Code for ggplot (random sample included):

# load libraries
library(ggplot2)

# load data - Crt
dataTest <- read.csv("C:/Users/Crt Ahlin/Documents/Dropbox/medplot_shared_Crt/ForSymptoms/DataEM.txt",
         header=TRUE, sep="\t")

# load data - Lara
dataTest <- read.csv("C:/Users/lara/Dropbox/medplot/ForSymptoms/DataEM.txt",
                     header=TRUE, sep="\t")

# draw sample
sizeofSample <- 10
peopleInSample <- sample(unique(dataTest[,"PersonID"]), sizeofSample)
dataRandomSample <- dataTest[dataTest[, "PersonID"] %in% peopleInSample, ]

# prepare data
dataMelted <- melt(data=dataRandomSample, id.vars=c("Measurement", "PersonID"), measure.vars=c("Fatigue","Malaise","Headache", "Insomnia") )

# set some variables as factors
dataMelted[,"PersonID"] <- as.factor(dataMelted[,"PersonID"])
dataMelted[,"Measurement"] <- as.factor(dataMelted[,"Measurement"])

# code to draw graph
  # define x, y axis, groups, coloring
p <- ggplot(data=dataMelted, aes(x=Measurement, y=value, group=PersonID, colour=PersonID)) +
  # draw points, draw lines, facet by symptom, use black & white theme
  geom_point() + geom_line() +  facet_grid(variable~.) + theme_bw() +
  # add summary statistics at each point
  stat_summary(aes(group=1), geom="point", fun.y=median, shape=15, size=5, colour="red") 
# plot
print(p)  

image

crtahlin commented 10 years ago

Answers:

0 - add a tab in which we display this graph and call it: Distribution of the variables over time - or >think a better name. or simply add ( - by measurement occasion in all the tabs where the >analyses/synthesis is done for each time occasion separately - would do this)

Ok. Almost all tabs (except Timeline and Distribution: by grouping variable) are actually by measurement occasion. So I will add ": by measurement occasion" to all of them. And name this new one " Distribution of the variables: over time", to keep thing consistent.

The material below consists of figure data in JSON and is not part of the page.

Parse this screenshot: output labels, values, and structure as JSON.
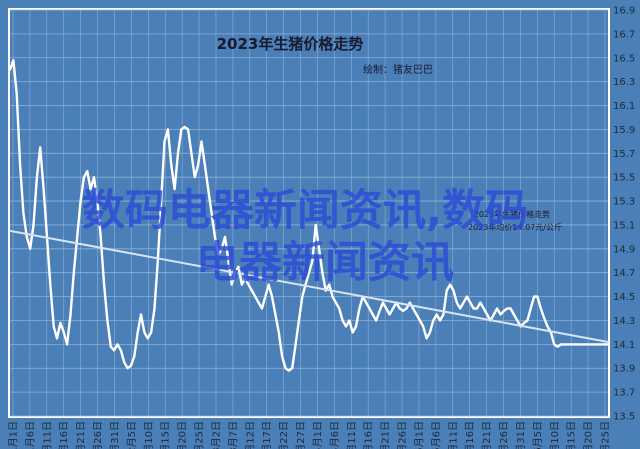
{
  "chart_data": {
    "type": "line",
    "title": "2023年生猪价格走势",
    "subtitle": "绘制：猪友巴巴",
    "annotation_lines": [
      "2023年生猪价格走势",
      "2023年均价14.07元/公斤"
    ],
    "ylim": [
      13.5,
      16.9
    ],
    "yticks": [
      "16.9",
      "16.7",
      "16.5",
      "16.3",
      "16.1",
      "15.9",
      "15.7",
      "15.5",
      "15.3",
      "15.1",
      "14.9",
      "14.7",
      "14.5",
      "14.3",
      "14.1",
      "13.9",
      "13.7",
      "13.5"
    ],
    "xticks": [
      "1月1日",
      "1月6日",
      "1月11日",
      "1月16日",
      "1月21日",
      "1月26日",
      "1月31日",
      "2月5日",
      "2月10日",
      "2月15日",
      "2月20日",
      "2月25日",
      "3月2日",
      "3月7日",
      "3月12日",
      "3月17日",
      "3月22日",
      "3月27日",
      "4月1日",
      "4月6日",
      "4月11日",
      "4月16日",
      "4月21日",
      "4月26日",
      "5月1日",
      "5月6日",
      "5月11日",
      "5月16日",
      "5月21日",
      "5月26日",
      "5月31日",
      "6月5日",
      "6月10日",
      "6月15日",
      "6月20日",
      "6月25日"
    ],
    "x_range": [
      0,
      178
    ],
    "grid": true,
    "series": [
      {
        "name": "",
        "color": "#ffffff",
        "x": [
          0,
          1,
          2,
          3,
          4,
          5,
          6,
          7,
          8,
          9,
          10,
          11,
          12,
          13,
          14,
          15,
          16,
          17,
          18,
          19,
          20,
          21,
          22,
          23,
          24,
          25,
          26,
          27,
          28,
          29,
          30,
          31,
          32,
          33,
          34,
          35,
          36,
          37,
          38,
          39,
          40,
          41,
          42,
          43,
          44,
          45,
          46,
          47,
          48,
          49,
          50,
          51,
          52,
          53,
          54,
          55,
          56,
          57,
          58,
          59,
          60,
          61,
          62,
          63,
          64,
          65,
          66,
          67,
          68,
          69,
          70,
          71,
          72,
          73,
          74,
          75,
          76,
          77,
          78,
          79,
          80,
          81,
          82,
          83,
          84,
          85,
          86,
          87,
          88,
          89,
          90,
          91,
          92,
          93,
          94,
          95,
          96,
          97,
          98,
          99,
          100,
          101,
          102,
          103,
          104,
          105,
          106,
          107,
          108,
          109,
          110,
          111,
          112,
          113,
          114,
          115,
          116,
          117,
          118,
          119,
          120,
          121,
          122,
          123,
          124,
          125,
          126,
          127,
          128,
          129,
          130,
          131,
          132,
          133,
          134,
          135,
          136,
          137,
          138,
          139,
          140,
          141,
          142,
          143,
          144,
          145,
          146,
          147,
          148,
          149,
          150,
          151,
          152,
          153,
          154,
          155,
          156,
          157,
          158,
          159,
          160,
          161,
          162,
          163,
          164,
          165,
          166,
          167,
          168,
          169,
          170,
          171,
          172,
          173,
          174,
          175,
          176,
          177,
          178
        ],
        "values": [
          16.4,
          16.48,
          16.2,
          15.6,
          15.2,
          15.0,
          14.9,
          15.1,
          15.5,
          15.75,
          15.4,
          15.0,
          14.6,
          14.25,
          14.15,
          14.28,
          14.2,
          14.1,
          14.35,
          14.7,
          15.0,
          15.3,
          15.5,
          15.55,
          15.4,
          15.5,
          15.3,
          15.0,
          14.6,
          14.3,
          14.08,
          14.05,
          14.1,
          14.05,
          13.95,
          13.9,
          13.92,
          14.0,
          14.2,
          14.35,
          14.2,
          14.15,
          14.2,
          14.4,
          14.8,
          15.3,
          15.8,
          15.9,
          15.6,
          15.4,
          15.7,
          15.9,
          15.92,
          15.9,
          15.7,
          15.5,
          15.6,
          15.8,
          15.6,
          15.4,
          15.2,
          15.0,
          14.85,
          14.9,
          15.0,
          14.8,
          14.6,
          14.7,
          14.75,
          14.6,
          14.65,
          14.6,
          14.55,
          14.5,
          14.45,
          14.4,
          14.5,
          14.6,
          14.5,
          14.35,
          14.2,
          14.0,
          13.9,
          13.88,
          13.9,
          14.1,
          14.3,
          14.5,
          14.6,
          14.7,
          14.8,
          15.1,
          14.9,
          14.7,
          14.55,
          14.6,
          14.5,
          14.45,
          14.4,
          14.3,
          14.25,
          14.3,
          14.2,
          14.25,
          14.4,
          14.5,
          14.45,
          14.4,
          14.35,
          14.3,
          14.38,
          14.45,
          14.4,
          14.35,
          14.4,
          14.45,
          14.4,
          14.38,
          14.4,
          14.45,
          14.4,
          14.35,
          14.3,
          14.25,
          14.15,
          14.2,
          14.3,
          14.35,
          14.3,
          14.35,
          14.55,
          14.6,
          14.55,
          14.45,
          14.4,
          14.45,
          14.5,
          14.45,
          14.4,
          14.4,
          14.45,
          14.4,
          14.35,
          14.3,
          14.35,
          14.4,
          14.35,
          14.38,
          14.4,
          14.4,
          14.35,
          14.3,
          14.25,
          14.28,
          14.3,
          14.4,
          14.5,
          14.5,
          14.4,
          14.32,
          14.25,
          14.2,
          14.1,
          14.08,
          14.1,
          14.1,
          14.1,
          14.1,
          14.1,
          14.1,
          14.1,
          14.1,
          14.1,
          14.1,
          14.1,
          14.1,
          14.1,
          14.1,
          14.1
        ]
      },
      {
        "name": "",
        "color": "#d8e4f4",
        "trend": true,
        "x": [
          0,
          178
        ],
        "values": [
          15.05,
          14.12
        ]
      }
    ]
  },
  "watermark": {
    "line1": "数码电器新闻资讯,数码",
    "line2": "电器新闻资讯"
  }
}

1 - as this plot might or might not be informative, depending on the number of subjects/times, we >give the user two choices, through a drop down menu: 1b - select a random subset (n=X) of the subjects to display 1c- do many graphs, in which at most X patients are displayed my code for 1b/c is reported below (for 1 symtp. , no shiny features included )

Ok, I can do this relatively quickly in ggplot (as I have the concept how to do it in my head). I also can relatively quickly implement #63 and any other additional faceting in ggplot, so I am rooting for the ggplot solution.

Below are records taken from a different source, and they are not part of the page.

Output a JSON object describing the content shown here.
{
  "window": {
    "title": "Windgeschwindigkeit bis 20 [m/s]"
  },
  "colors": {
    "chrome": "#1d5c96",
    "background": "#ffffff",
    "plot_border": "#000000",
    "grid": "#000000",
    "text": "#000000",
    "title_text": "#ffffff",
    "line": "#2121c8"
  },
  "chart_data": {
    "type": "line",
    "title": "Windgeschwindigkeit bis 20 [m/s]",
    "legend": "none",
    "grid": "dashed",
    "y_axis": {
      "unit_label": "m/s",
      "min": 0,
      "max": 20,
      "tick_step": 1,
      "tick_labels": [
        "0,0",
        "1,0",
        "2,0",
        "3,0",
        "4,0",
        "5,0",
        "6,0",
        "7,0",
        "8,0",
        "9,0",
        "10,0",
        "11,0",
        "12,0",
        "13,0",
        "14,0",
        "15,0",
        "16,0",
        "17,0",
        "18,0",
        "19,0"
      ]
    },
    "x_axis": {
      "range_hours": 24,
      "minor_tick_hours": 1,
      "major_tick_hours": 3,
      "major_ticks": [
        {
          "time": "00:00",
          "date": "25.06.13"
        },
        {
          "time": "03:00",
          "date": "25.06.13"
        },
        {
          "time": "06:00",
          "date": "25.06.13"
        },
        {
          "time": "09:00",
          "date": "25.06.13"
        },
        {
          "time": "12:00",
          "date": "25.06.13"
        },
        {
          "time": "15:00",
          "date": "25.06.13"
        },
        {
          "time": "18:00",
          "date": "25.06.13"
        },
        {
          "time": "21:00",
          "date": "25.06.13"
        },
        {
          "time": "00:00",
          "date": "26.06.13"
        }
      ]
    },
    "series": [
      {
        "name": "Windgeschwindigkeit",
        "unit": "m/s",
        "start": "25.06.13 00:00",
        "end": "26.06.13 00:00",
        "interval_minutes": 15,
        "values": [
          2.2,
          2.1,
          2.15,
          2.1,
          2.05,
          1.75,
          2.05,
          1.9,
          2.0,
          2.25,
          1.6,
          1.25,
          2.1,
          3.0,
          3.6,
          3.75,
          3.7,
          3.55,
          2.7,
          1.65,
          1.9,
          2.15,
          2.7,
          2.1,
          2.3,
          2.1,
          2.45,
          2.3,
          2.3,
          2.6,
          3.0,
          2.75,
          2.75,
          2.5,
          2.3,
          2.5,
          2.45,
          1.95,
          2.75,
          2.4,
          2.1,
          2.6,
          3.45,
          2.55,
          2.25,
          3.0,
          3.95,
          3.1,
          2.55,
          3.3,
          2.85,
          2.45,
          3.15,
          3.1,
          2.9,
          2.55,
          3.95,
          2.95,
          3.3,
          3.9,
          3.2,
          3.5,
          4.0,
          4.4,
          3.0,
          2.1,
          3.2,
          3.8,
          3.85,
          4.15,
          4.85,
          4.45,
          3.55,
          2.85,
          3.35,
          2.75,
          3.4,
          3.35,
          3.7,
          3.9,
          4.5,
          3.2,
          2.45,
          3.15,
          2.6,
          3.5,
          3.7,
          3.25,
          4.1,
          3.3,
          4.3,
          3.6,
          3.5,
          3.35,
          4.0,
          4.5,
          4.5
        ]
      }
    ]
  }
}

  1. should the size of the subset (X) be user selectable?
  2. I guess the horizontal axis should have measurment occasions (not days) ? With measurement occasions it makes more sense to connect them with lines, than with days (as it seems we are interpolating if we have days on the horizontal axis).

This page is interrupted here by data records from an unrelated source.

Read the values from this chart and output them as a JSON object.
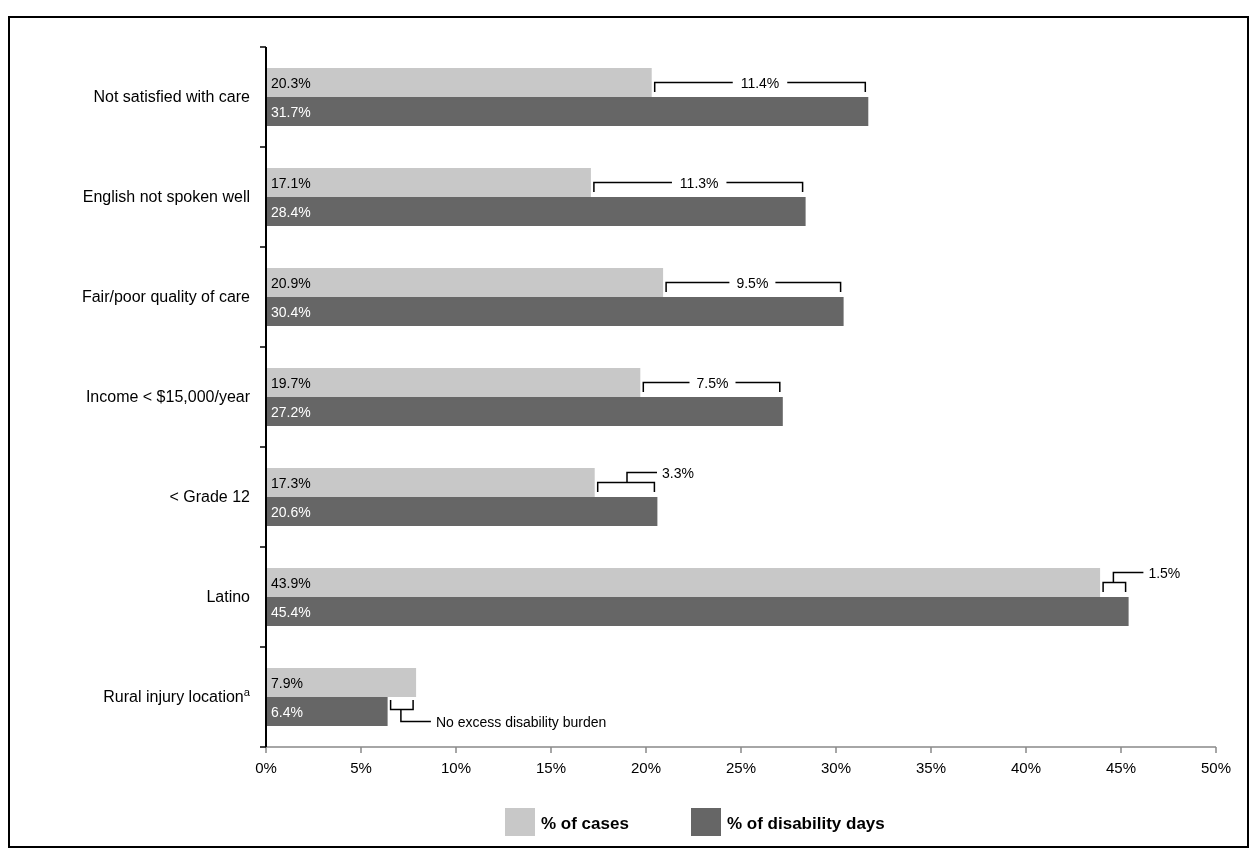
{
  "chart_data": {
    "type": "bar",
    "orientation": "horizontal",
    "categories": [
      "Not satisfied with care",
      "English not spoken well",
      "Fair/poor quality of care",
      "Income < $15,000/year",
      "< Grade 12",
      "Latino",
      "Rural injury location$^{a}$"
    ],
    "series": [
      {
        "name": "% of cases",
        "color": "#c8c8c8",
        "values": [
          20.3,
          17.1,
          20.9,
          19.7,
          17.3,
          43.9,
          7.9
        ],
        "value_labels": [
          "20.3%",
          "17.1%",
          "20.9%",
          "19.7%",
          "17.3%",
          "43.9%",
          "7.9%"
        ]
      },
      {
        "name": "% of disability days",
        "color": "#666666",
        "values": [
          31.7,
          28.4,
          30.4,
          27.2,
          20.6,
          45.4,
          6.4
        ],
        "value_labels": [
          "31.7%",
          "28.4%",
          "30.4%",
          "27.2%",
          "20.6%",
          "45.4%",
          "6.4%"
        ]
      }
    ],
    "xlim": [
      0,
      50
    ],
    "xticks": [
      {
        "value": 0,
        "label": "0%"
      },
      {
        "value": 5,
        "label": "5%"
      },
      {
        "value": 10,
        "label": "10%"
      },
      {
        "value": 15,
        "label": "15%"
      },
      {
        "value": 20,
        "label": "20%"
      },
      {
        "value": 25,
        "label": "25%"
      },
      {
        "value": 30,
        "label": "30%"
      },
      {
        "value": 35,
        "label": "35%"
      },
      {
        "value": 40,
        "label": "40%"
      },
      {
        "value": 45,
        "label": "45%"
      },
      {
        "value": 50,
        "label": "50%"
      }
    ],
    "annotations": [
      {
        "text": "11.4%",
        "x": 26,
        "y": "Not satisfied with care"
      },
      {
        "text": "11.3%",
        "x": 22.8,
        "y": "English not spoken well"
      },
      {
        "text": "9.5%",
        "x": 25.6,
        "y": "Fair/poor quality of care"
      },
      {
        "text": "7.5%",
        "x": 23.5,
        "y": "Income < $15,000/year"
      },
      {
        "text": "3.3%",
        "x": 19,
        "y": "< Grade 12"
      },
      {
        "text": "1.5%",
        "x": 44.6,
        "y": "Latino"
      },
      {
        "text": "No excess disability burden",
        "x": 7.1,
        "y": "Rural injury location$^{a}$"
      }
    ],
    "legend": "bottom",
    "grid": false
  }
}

1d - do a simple graph that includes a boxplot for each measurement time- in the case of the >sympt. it looks ok

Great. This will probably be a lot less cluttered and helpful. On the same (new) tab as the profile plot?

llaarraa commented 10 years ago

1 - Yes, I would make it selectable (within the tab, default: displays all, if selected, displays a subset) 2 - this type of graph by dates would not make much sense, could make sense for days since enrollment 1d- if space permits, I woul put the boxplot on the same tab

llaarraa commented 10 years ago

In Distribution of the variables over time we should add also a table in which we summarize the data over all measurement occasions - something as the table appearing in distributions of the variables - by measurement occasion, just putting all the data toghether

crtahlin commented 10 years ago

Have implemented 1, 1a, 1b in cf30eb20b781c97c1b8d06e4b8041f94718ad4d0 . Since the graph takes quite a long time to plot, I have made 1a the default choice. If needed, I can change that quickly.

1d and table yet to be implemented.

crtahlin commented 10 years ago

1d (boxplots) done in 023582795293e773eeb23c641ee7ed790d6bb046 . I have put them in a separate tab with the working name "?Variables: over time w boxplots?". We should perhaps rename all the "Distribution of variables: ..." tabs into "Variables: ...", to take less space?

Table remains to be implemented.

crtahlin commented 10 years ago

Tables under boxplots were done in #80 , closing.